This repository provides reproducible S3 migration testing environments for Godwit Sync. It contains hands-on labs for simulating real-world S3 migrations locally using Docker, so you can rehearse, validate, and troubleshoot a migration end-to-end without any cloud credentials. Each lab is a self-contained Docker Compose stack that provisions source and target object storage, runs a real S3 migration workflow, and exposes the verification or observability tooling used to validate it.
- Platform and DevOps engineers migrating data between S3, MinIO, RustFS, Garage, Moto, or other S3-compatible object stores.
- SREs adopting Prometheus and Grafana observability for long-running data transfers.
- Backup, compliance, and data engineers validating object counts, checksums, version history, and Object Lock state across a migration.
Five Docker-based labs covering the core surfaces of an S3 migration: transfer direction, version history, multi-bucket orchestration, real-time monitoring, and post-migration verification. Each lab pairs with a long-form S3 migration guide and is designed to run to completion on a developer laptop.
- S3 Migration Guide: Upload, Transfer, and Download S3 Data — Run the three canonical migration directions (
fs → s3,s3 → s3,s3 → fs) across MinIO and Garage. Demonstrates basic sync, plan-first transfers with--plan-onlyand--resume, and checksum verification. - S3 Version History Migration — Migrate versioned S3 objects with mixed storage classes (STANDARD, GLACIER) and replicate Object Lock metadata using the
--version-modeflag. Covers full history, point-in-time filtering, and Object Lock-protected buckets. - Multi-Bucket Migration Orchestration — Migrate four S3 buckets in parallel between two RustFS clusters using a YAML runbook, a Python orchestrator, and a single Grafana dashboard that shows all pairs. One pair is pre-configured to fail so you can practice the retry workflow.

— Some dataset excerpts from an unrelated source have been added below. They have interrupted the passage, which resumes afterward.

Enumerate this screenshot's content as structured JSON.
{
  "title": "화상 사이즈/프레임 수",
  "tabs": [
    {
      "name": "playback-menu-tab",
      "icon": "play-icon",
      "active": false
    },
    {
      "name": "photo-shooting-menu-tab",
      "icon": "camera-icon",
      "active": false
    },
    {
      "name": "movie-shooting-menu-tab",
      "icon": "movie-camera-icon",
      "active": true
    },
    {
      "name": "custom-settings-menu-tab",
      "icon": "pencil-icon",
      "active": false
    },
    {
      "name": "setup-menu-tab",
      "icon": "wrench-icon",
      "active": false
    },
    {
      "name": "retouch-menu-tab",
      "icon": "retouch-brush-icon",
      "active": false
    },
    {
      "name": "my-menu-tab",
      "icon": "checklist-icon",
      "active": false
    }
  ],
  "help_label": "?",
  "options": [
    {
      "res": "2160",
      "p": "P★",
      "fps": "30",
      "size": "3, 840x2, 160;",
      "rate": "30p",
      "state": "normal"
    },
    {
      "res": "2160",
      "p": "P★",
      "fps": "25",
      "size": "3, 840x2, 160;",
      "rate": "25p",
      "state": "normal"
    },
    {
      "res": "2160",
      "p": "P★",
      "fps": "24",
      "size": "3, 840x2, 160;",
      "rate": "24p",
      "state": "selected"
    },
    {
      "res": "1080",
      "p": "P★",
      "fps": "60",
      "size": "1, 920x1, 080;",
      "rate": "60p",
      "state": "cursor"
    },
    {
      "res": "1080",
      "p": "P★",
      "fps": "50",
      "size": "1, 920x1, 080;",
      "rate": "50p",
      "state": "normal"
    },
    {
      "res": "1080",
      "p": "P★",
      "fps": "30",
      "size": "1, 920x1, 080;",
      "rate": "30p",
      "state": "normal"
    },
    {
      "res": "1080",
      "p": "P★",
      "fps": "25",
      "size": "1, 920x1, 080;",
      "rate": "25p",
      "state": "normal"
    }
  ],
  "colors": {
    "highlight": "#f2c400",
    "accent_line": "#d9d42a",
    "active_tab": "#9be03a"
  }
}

- Real-Time Migration Monitoring with Prometheus and Grafana — Scrape Godwit Sync's built-in Prometheus metrics every 5 seconds and render them in a pre-provisioned 52-panel Grafana dashboard. Tracks throughput, latency, multipart uploads, retries, and verification across a multi-round, three-hop migration.
- Verifying S3 Migrations — Walk through the
godwit plansubcommands to list migration runs, inspect object counts and storage class distribution, surface failed or case-conflicting objects, and generate a compliance audit report from the state database.
Each lab ships with a docker-compose.yml that provisions the object storage endpoints (MinIO, RustFS, Garage, or Moto), any supporting services (Prometheus, Grafana), and a seed step that populates the source buckets. A migration script or YAML runbook then invokes Godwit Sync against the local stack and writes results to a state database. All state lives in Docker volumes, so a lab can be reset to a clean slate and re-run.
The labs exercise S3-compatible object stores that run locally under Docker:
- MinIO — primary test target with full S3 API coverage.
- RustFS — used for multi-cluster and multi-bucket scenarios.
- Garage — used as a cross-provider transfer target.
- Moto — used to emulate AWS S3 storage classes and Object Lock behavior.
These labs are provided as-is for educational and evaluation purposes. Use them at your own risk. The authors and Godwit.io assume no liability for any damage or data loss resulting from running these labs.
The scripts, configuration files, and documentation in this repository are free to use, modify, and distribute under the MIT License.
Note: Godwit Sync itself is proprietary licensed software. These labs demonstrate its usage but do not grant any license to the Godwit Sync application. A valid Godwit Sync license is required for production use.